Boulogne 22 Novembre 1758
Je n'ai pas le bonheur d'être connu de vous, Monsieur, et j'ose vous écrire: le tître, dont je me vante, d'Admirateur du grand Voltaire m'enhardit à me présenter à qui que ce soit.
Je suis un Amateur passionné du Théâtre, mais non pas de ce Théâtre, où le charme de la musique fait tant souffrir au bon sens, où l'homme ne s'occupe que de la veuë et de l'ouie, et où l'oisiveté, la coquetterie, et la lubricité rassemblent tant de monde. Spectateur attentif j'aime à m'attendrir à la lugubre Tragédie, où à m'égaïer à la modeste et brillante Comédie. Bien souvent aussi Acteur dans l'une ou dans l'autre je passe mon tems à la campagne ou à la ville avec des amis de même goût. Voilà, Monsieur, les seuls plaisirs, qui m'amusent, et qui joints à quelque étude des langues étrangères, et au manège de quelques affaires de ma Patrie, et de ma famille, me font traîner une vie tranquille et agréable.

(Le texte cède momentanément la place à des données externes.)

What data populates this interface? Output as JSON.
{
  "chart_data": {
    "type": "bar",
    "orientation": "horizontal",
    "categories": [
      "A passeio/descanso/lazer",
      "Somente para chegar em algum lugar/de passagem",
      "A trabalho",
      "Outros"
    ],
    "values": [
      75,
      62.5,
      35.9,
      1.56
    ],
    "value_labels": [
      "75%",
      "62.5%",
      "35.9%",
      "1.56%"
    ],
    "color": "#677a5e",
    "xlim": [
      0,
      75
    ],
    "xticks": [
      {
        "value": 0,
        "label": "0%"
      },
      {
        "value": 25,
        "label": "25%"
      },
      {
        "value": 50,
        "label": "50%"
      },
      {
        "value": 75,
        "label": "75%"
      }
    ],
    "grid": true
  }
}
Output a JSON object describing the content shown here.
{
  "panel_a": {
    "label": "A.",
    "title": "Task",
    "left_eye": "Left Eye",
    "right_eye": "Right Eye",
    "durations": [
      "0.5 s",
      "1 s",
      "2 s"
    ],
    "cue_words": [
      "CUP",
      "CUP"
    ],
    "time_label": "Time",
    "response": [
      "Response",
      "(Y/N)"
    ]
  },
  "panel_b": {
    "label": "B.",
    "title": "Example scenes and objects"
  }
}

Il y a quelques années, que parût votre divine Sémiramis, dont la Renommée parle assez haut pour que je n'ose y mêler mes humbles accents. Un de nos meilleurs Poëtes Boulonois, qui s'appelle l'Abbé Dominique Fabri, fut emploié par l'ordre d'un Cavalier de mes amis à en faire la traduction en Vers libres italiens. Il la fit excellemment, et le Cavalier, son Epouse, et moi voulions en donner la représentation, lorsque des obstacles imprévûs nous en empêchèrent. Dès lors le désir de la représenter ne m'a point abandonné, mais la magnificence de vos idées m'épouvantoit trop, ne sachant comment y répondre dignement. Enfin j'ai cédé à cette noble tentation, et l'année prochaine, au mois de Juillet, à ma maison de campagne, fort près de la ville, je porterai Sémiramis sur la scène, j'y jouerai le rôle d'Arsace, et avec une troupe de personnages choisis selon mes foibles connoissances, j'espère de donner à Boulogne un très-sensible plaisir.

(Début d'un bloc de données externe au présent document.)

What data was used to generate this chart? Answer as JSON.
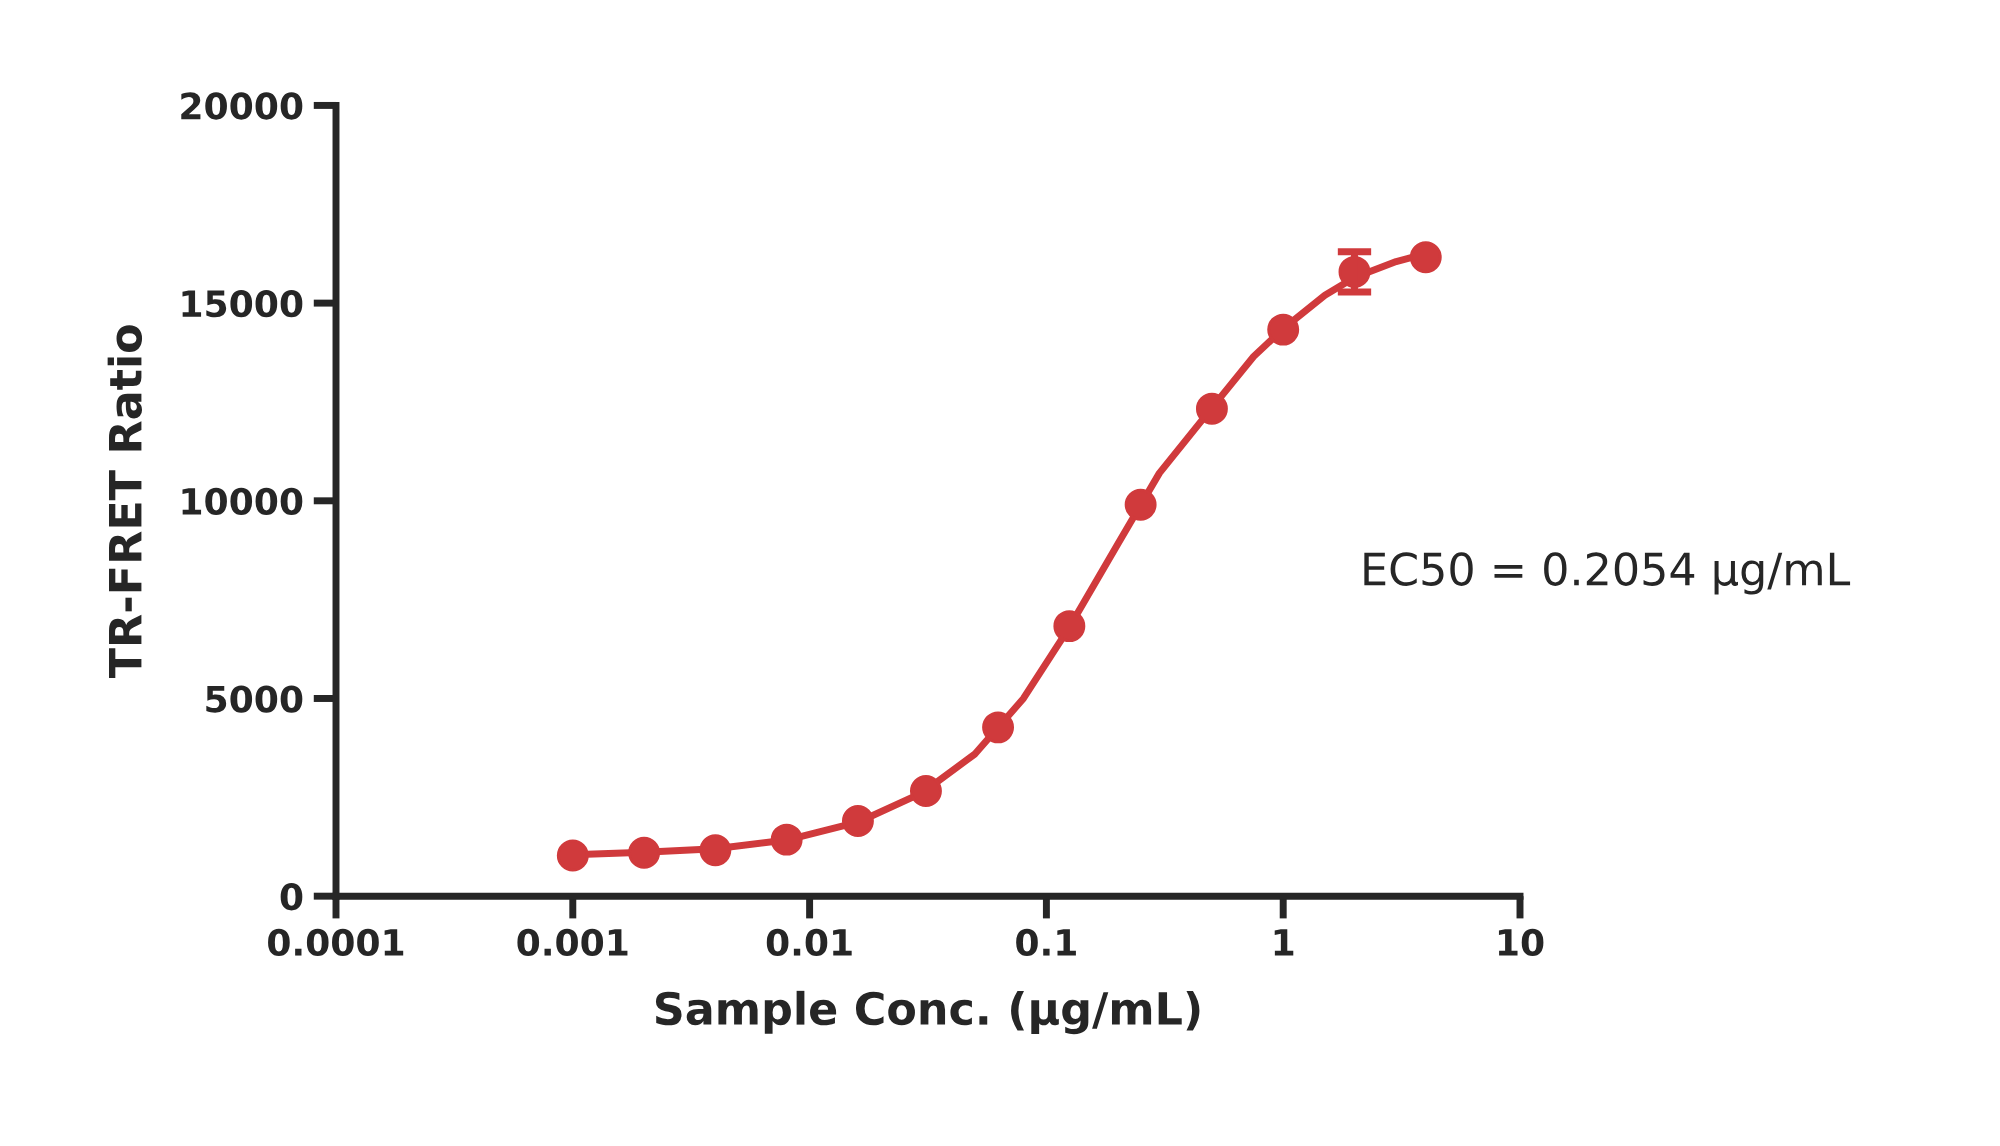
{
  "chart_data": {
    "type": "scatter",
    "xlabel": "Sample Conc. (μg/mL)",
    "ylabel": "TR-FRET Ratio",
    "log": "x",
    "xlim": [
      0.0001,
      10
    ],
    "xticks": [
      0.0001,
      0.001,
      0.01,
      0.1,
      1,
      10
    ],
    "ylim": [
      0,
      20000
    ],
    "yticks": [
      0,
      5000,
      10000,
      15000,
      20000
    ],
    "grid": false,
    "legend": false,
    "annotations": [
      "EC50 = 0.2054 μg/mL"
    ],
    "series": [
      {
        "color": "#d03a3c",
        "marker": "circle",
        "x": [
          0.001,
          0.002,
          0.004,
          0.008,
          0.016,
          0.031,
          0.0625,
          0.125,
          0.25,
          0.5,
          1,
          2,
          4
        ],
        "values": [
          1030,
          1100,
          1160,
          1430,
          1900,
          2660,
          4270,
          6830,
          9900,
          12330,
          14330,
          15790,
          16160
        ],
        "errors": [
          null,
          null,
          null,
          null,
          null,
          null,
          null,
          null,
          null,
          null,
          null,
          510,
          null
        ]
      },
      {
        "type": "line",
        "color": "#d03a3c",
        "line_style": "solid",
        "x": [
          0.001,
          0.002,
          0.004,
          0.008,
          0.016,
          0.03,
          0.05,
          0.08,
          0.125,
          0.2,
          0.3,
          0.5,
          0.75,
          1,
          1.5,
          2,
          3,
          4
        ],
        "values": [
          1050,
          1110,
          1200,
          1420,
          1870,
          2620,
          3600,
          5000,
          6800,
          8900,
          10700,
          12350,
          13650,
          14350,
          15200,
          15650,
          16050,
          16250
        ]
      }
    ]
  }
}
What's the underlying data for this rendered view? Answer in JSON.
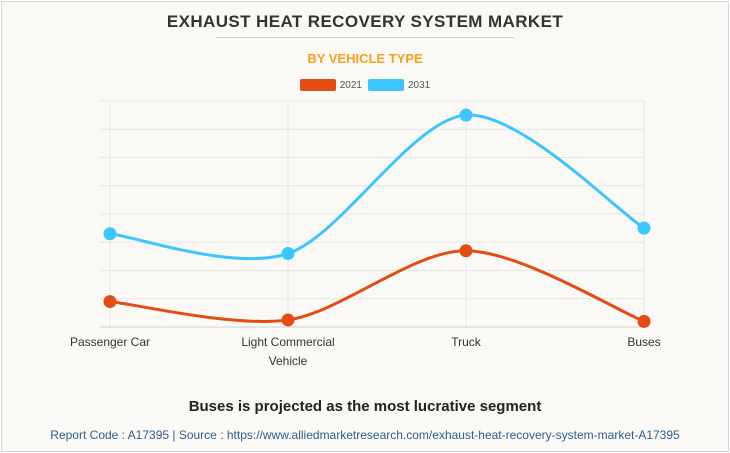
{
  "header": {
    "title": "EXHAUST HEAT RECOVERY SYSTEM MARKET",
    "subtitle": "BY VEHICLE TYPE"
  },
  "legend": [
    {
      "label": "2021",
      "color": "#e34d15"
    },
    {
      "label": "2031",
      "color": "#3dc5ff"
    }
  ],
  "chart_data": {
    "type": "line",
    "title": "EXHAUST HEAT RECOVERY SYSTEM MARKET",
    "subtitle": "BY VEHICLE TYPE",
    "categories": [
      "Passenger Car",
      "Light Commercial Vehicle",
      "Truck",
      "Buses"
    ],
    "category_label_lines": [
      [
        "Passenger Car"
      ],
      [
        "Light Commercial",
        "Vehicle"
      ],
      [
        "Truck"
      ],
      [
        "Buses"
      ]
    ],
    "series": [
      {
        "name": "2021",
        "color": "#e34d15",
        "values": [
          0.9,
          0.25,
          2.7,
          0.2
        ]
      },
      {
        "name": "2031",
        "color": "#3dc5ff",
        "values": [
          3.3,
          2.6,
          7.5,
          3.5
        ]
      }
    ],
    "ylim": [
      0,
      8
    ],
    "y_gridlines": 8,
    "y_tick_labels_shown": false,
    "smooth": true,
    "xlabel": "",
    "ylabel": ""
  },
  "footer": {
    "headline": "Buses is projected as the most lucrative segment",
    "source": "Report Code : A17395  |  Source : https://www.alliedmarketresearch.com/exhaust-heat-recovery-system-market-A17395"
  }
}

Il est inutile que je dédie à vous cet agréable amusement, car il est déjà plus vôtre que mien: mais plutôt je prens cet occasion pour vous dédier mon estime et mon amitié, que vos ouvrages ont gagné, et que je serois heureux si l'Auteur ne méprisât pas. Après cela j'ose vous importuner avec quelques questions, qui regardent la Pièce même, et sur les quelles je souhaite de m'éclaircir.

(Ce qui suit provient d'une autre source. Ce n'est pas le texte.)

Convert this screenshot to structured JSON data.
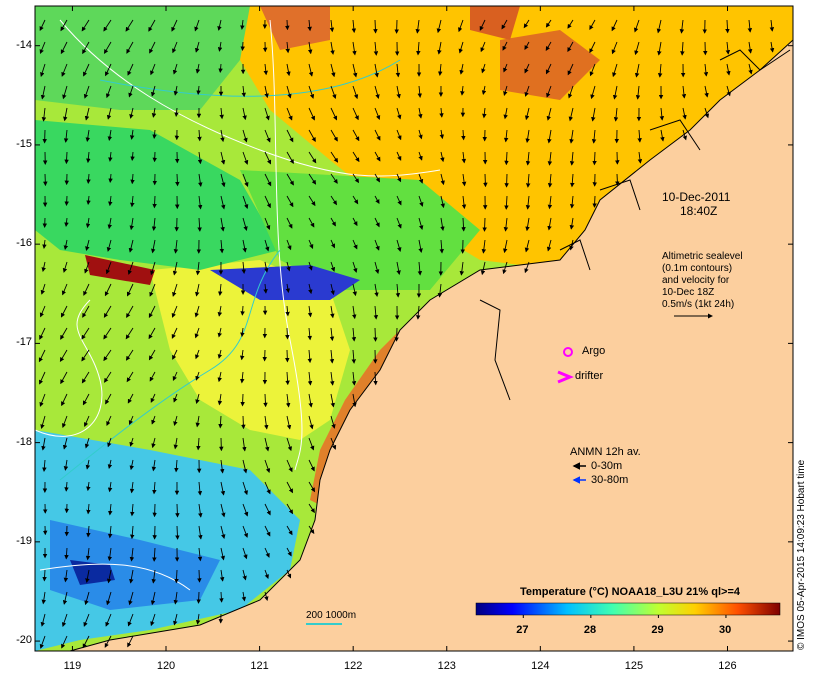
{
  "map": {
    "date": "10-Dec-2011",
    "time": "18:40Z",
    "y_ticks": [
      "-14",
      "-15",
      "-16",
      "-17",
      "-18",
      "-19",
      "-20"
    ],
    "x_ticks": [
      "119",
      "120",
      "121",
      "122",
      "123",
      "124",
      "125",
      "126"
    ],
    "lon_range": [
      118.6,
      126.7
    ],
    "lat_range": [
      -20.1,
      -13.6
    ],
    "colors": {
      "land": "#fccf9e",
      "ocean_missing": "#ffffff",
      "argo": "#ff00ff",
      "drifter": "#ff00ff",
      "adcp_shallow": "#000000",
      "adcp_deep": "#0033ff",
      "contour_200_1000": "#33cccc"
    }
  },
  "altimetry": {
    "line1": "Altimetric sealevel",
    "line2": "(0.1m contours)",
    "line3": "and velocity for",
    "line4": "10-Dec 18Z",
    "line5": "0.5m/s (1kt 24h)"
  },
  "legend": {
    "argo": "Argo",
    "drifter": "drifter",
    "anmn_title": "ANMN 12h av.",
    "anmn_shallow": "0-30m",
    "anmn_deep": "30-80m",
    "isobath": "200  1000m"
  },
  "colorbar": {
    "title": "Temperature (°C) NOAA18_L3U 21% ql>=4",
    "ticks": [
      "27",
      "28",
      "29",
      "30"
    ],
    "tick_values": [
      27,
      28,
      29,
      30
    ],
    "range": [
      26.3,
      30.8
    ]
  },
  "credit": "© IMOS 05-Apr-2015 14:09:23 Hobart time"
}
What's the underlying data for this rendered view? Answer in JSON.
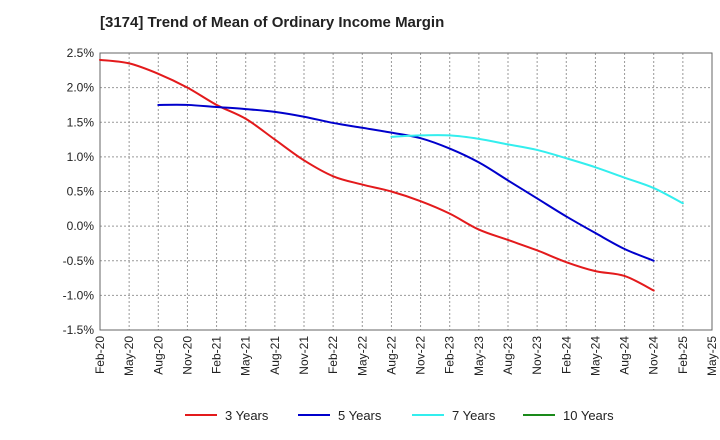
{
  "chart_data": {
    "type": "line",
    "title": "[3174]  Trend of Mean of Ordinary Income Margin",
    "xlabel": "",
    "ylabel": "",
    "categories": [
      "Feb-20",
      "May-20",
      "Aug-20",
      "Nov-20",
      "Feb-21",
      "May-21",
      "Aug-21",
      "Nov-21",
      "Feb-22",
      "May-22",
      "Aug-22",
      "Nov-22",
      "Feb-23",
      "May-23",
      "Aug-23",
      "Nov-23",
      "Feb-24",
      "May-24",
      "Aug-24",
      "Nov-24",
      "Feb-25",
      "May-25"
    ],
    "y_ticks": [
      "2.5%",
      "2.0%",
      "1.5%",
      "1.0%",
      "0.5%",
      "0.0%",
      "-0.5%",
      "-1.0%",
      "-1.5%"
    ],
    "ylim": [
      -1.5,
      2.5
    ],
    "grid": true,
    "legend_position": "bottom",
    "series": [
      {
        "name": "3 Years",
        "color": "#e31a1c",
        "values": [
          2.4,
          2.35,
          2.2,
          2.0,
          1.75,
          1.55,
          1.25,
          0.95,
          0.72,
          0.6,
          0.5,
          0.36,
          0.18,
          -0.05,
          -0.2,
          -0.35,
          -0.52,
          -0.65,
          -0.72,
          -0.93,
          null,
          null
        ]
      },
      {
        "name": "5 Years",
        "color": "#0000cc",
        "values": [
          null,
          null,
          1.75,
          1.75,
          1.72,
          1.69,
          1.65,
          1.58,
          1.49,
          1.42,
          1.35,
          1.27,
          1.12,
          0.92,
          0.66,
          0.4,
          0.14,
          -0.1,
          -0.33,
          -0.5,
          null,
          null
        ]
      },
      {
        "name": "7 Years",
        "color": "#33eeee",
        "values": [
          null,
          null,
          null,
          null,
          null,
          null,
          null,
          null,
          null,
          null,
          1.29,
          1.31,
          1.31,
          1.26,
          1.18,
          1.1,
          0.98,
          0.85,
          0.7,
          0.55,
          0.33,
          null
        ]
      },
      {
        "name": "10 Years",
        "color": "#1a8a1a",
        "values": [
          null,
          null,
          null,
          null,
          null,
          null,
          null,
          null,
          null,
          null,
          null,
          null,
          null,
          null,
          null,
          null,
          null,
          null,
          null,
          null,
          null,
          null
        ]
      }
    ]
  }
}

Un habillement à l'Orientale siéroit à la Pièce; mais comme la dépense, qui est toute sur mes bras, seroit trop incomode l'habillement à la françoise (avec le Grand Prêtre pourtant habillé à l'Orientale) pourroit il la défigurer? Je jouai il y a trois ans votre Alzire. Nous étions tous habillés à la françoise, et elle réussit admirablement bien. L'Andromaque et l'Iphigénie je les ai représentées habillées à la françoise, et si l'on souffre Oreste et Achille en habit françois, pourquoi non pas Arsace? C'est un abus, il est vrai, mais qui pourtant est devenu presque universel. Il n'y a peut-être point de Tragédie, à la quelle l'habit françois puisse convenir, mais il semble que pourvû qu'il ne soit pas question de Peuples vivants et dont l'habillement soit sûr et connu, il soit permis de prendre une telle liberté.
Je viens au tonnerre et aux éclairs, que vous placés si à propos, que la nouvauté et l'horreur forment une agréable surprise. Quelle est votre intention sur la façon de les exprimer?
Pour ce qui est des gémissements, vous dites qu'Arsace les entend ou que l'on suppose qu'il les entende. Qu'est-ce qui vous plairoit davantage? Comment les feriez vous entendre?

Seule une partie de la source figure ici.